Только Боря с криком: «Вы попали в нее! Вы убили ее!», — устремился в кусты в сторону гнезда.

— Да нет, это тебе показалось, — крикнул я ему вдогонку, но он не слушал.

Я, как опытный педагог, воспользовался этим поводом, для того чтобы рассказать студентам о повадках разных живых существ.

— Многие животные, обитающие в траве, на кустах или на деревьях ищут спасение на земле, — начал я. — Поэтому вас и учили еще в прошлом году, на практике по зоологии беспозвоночных, что сачок к сидящим на травинках плохо летающим насекомым — например, жукам, клопам или лесным тараканам — подносят снизу, так как при тревоге будущий экспонат вашей коллекции падает на землю. Мелкие птицы, заметив ястреба или другого хищника, укрываются в густой траве. Это нам сейчас и продемонстрировала самка зяблика. Испугавшись брошенного предмета, она выскочила из гнезда и спряталась в подлеске.

Мою лекцию о поведении животных очень некстати прервал появившийся из кустов Боря. Он был весь в паутине, поцарапанный, и что-то бережно нес в руках. Студенты окружил его.

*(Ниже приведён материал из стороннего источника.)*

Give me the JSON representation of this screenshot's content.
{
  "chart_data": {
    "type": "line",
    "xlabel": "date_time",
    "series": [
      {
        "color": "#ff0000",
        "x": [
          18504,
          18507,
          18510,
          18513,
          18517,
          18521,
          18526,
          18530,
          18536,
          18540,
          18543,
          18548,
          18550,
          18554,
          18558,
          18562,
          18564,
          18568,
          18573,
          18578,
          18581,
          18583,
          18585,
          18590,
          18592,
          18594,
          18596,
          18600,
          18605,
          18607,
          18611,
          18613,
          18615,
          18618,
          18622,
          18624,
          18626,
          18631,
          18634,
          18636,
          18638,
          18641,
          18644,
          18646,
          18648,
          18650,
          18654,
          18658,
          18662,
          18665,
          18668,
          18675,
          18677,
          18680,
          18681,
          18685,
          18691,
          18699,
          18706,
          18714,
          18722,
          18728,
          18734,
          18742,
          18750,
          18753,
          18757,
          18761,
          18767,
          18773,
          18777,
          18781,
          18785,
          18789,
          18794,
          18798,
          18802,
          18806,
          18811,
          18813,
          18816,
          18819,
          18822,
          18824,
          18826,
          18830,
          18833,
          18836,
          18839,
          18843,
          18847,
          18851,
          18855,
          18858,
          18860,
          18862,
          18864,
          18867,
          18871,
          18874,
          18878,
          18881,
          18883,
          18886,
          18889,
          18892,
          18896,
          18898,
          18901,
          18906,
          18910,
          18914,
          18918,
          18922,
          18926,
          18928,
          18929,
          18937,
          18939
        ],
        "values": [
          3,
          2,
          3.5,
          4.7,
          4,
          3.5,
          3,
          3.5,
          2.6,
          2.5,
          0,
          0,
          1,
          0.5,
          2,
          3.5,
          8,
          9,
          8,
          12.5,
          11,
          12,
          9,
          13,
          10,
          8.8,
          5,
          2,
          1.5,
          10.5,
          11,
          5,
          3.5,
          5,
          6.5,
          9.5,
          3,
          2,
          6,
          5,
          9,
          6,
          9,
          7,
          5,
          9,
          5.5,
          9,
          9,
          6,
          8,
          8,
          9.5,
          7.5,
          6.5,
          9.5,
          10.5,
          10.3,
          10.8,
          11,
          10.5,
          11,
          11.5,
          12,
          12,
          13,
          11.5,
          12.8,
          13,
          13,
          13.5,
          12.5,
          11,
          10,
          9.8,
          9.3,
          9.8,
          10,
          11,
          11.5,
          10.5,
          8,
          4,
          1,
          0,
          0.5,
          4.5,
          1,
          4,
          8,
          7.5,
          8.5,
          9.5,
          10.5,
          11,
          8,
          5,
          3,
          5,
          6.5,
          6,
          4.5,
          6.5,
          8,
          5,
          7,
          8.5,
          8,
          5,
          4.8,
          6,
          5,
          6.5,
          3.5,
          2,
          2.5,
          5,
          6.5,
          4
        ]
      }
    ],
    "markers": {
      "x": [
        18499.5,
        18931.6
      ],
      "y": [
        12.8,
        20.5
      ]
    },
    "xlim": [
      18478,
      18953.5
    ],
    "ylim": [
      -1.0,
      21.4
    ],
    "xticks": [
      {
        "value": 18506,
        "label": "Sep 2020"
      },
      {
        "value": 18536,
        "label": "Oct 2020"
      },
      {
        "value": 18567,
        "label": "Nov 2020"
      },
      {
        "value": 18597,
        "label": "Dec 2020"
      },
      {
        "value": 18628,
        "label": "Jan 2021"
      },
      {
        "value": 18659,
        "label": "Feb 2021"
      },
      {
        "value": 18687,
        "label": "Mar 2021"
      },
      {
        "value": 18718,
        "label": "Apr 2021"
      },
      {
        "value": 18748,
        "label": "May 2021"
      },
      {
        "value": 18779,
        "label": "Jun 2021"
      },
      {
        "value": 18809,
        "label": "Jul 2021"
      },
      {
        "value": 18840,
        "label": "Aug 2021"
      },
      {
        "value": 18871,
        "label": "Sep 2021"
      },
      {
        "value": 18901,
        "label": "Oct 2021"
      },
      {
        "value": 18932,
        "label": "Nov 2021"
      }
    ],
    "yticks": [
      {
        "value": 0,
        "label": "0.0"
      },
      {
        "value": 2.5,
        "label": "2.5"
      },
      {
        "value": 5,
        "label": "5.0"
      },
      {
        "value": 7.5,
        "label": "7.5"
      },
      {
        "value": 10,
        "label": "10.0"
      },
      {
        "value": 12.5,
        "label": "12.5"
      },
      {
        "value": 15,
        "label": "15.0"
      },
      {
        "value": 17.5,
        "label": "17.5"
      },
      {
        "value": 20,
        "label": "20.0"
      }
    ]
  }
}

— Лягушку, наверно поймал, — подумал я.

Боря раскрыл ладони. В руках у него была оглушенная моим снарядом зябличиха. Она бессмысленно озиралась на нас и, наверное, думала, почему именно на нее сегодня сверху свалился метеорит.

— Это у нее просто обморок, от стресса. Ее Боря напугал, когда за нею гнался, — я неуклюже попытался исправить ситуацию.

Но студенты не поверили. И поэтому у следующего гнезда (дрозда-рябинника) которое, к счастью, было открыто и все его сразу заметили, Боря нагнулся, подобрал с тропы толстую палку, и протянув ее мне, ехидно спросил:

— Слабо показать поведение при испуге и у этого вида?

* * *

Вспоминая это, я тем временем продолжал свой инспекторский обход. Становилось жарко. Я снял рубашку и по полю пошел к следующему ориентиру — одинокой церкви, стоящей на окраине села. Там Алла должна была изучать численность и поведение пернатых, гнездящихся в человеческих постройках.

Алла — миловидная девушка с хорошими формами. Ее предельно упрощенный купальник как мог сдерживал упругие прелести лежавшей практикантки. Студентка устроилась на надувном матрасе у самых стен храма и смотрела сквозь солнцезащитные очки на золоченый купол. То есть, конечно, не на сам купол, а на галок, стрижей и воробьев, которые вылетали из-под крыши. Алла хронометрировала все их перемещения. А чтобы жарким днем не мучила жажда, Алла запаслась холодным чаем в бутылке из-под вермута.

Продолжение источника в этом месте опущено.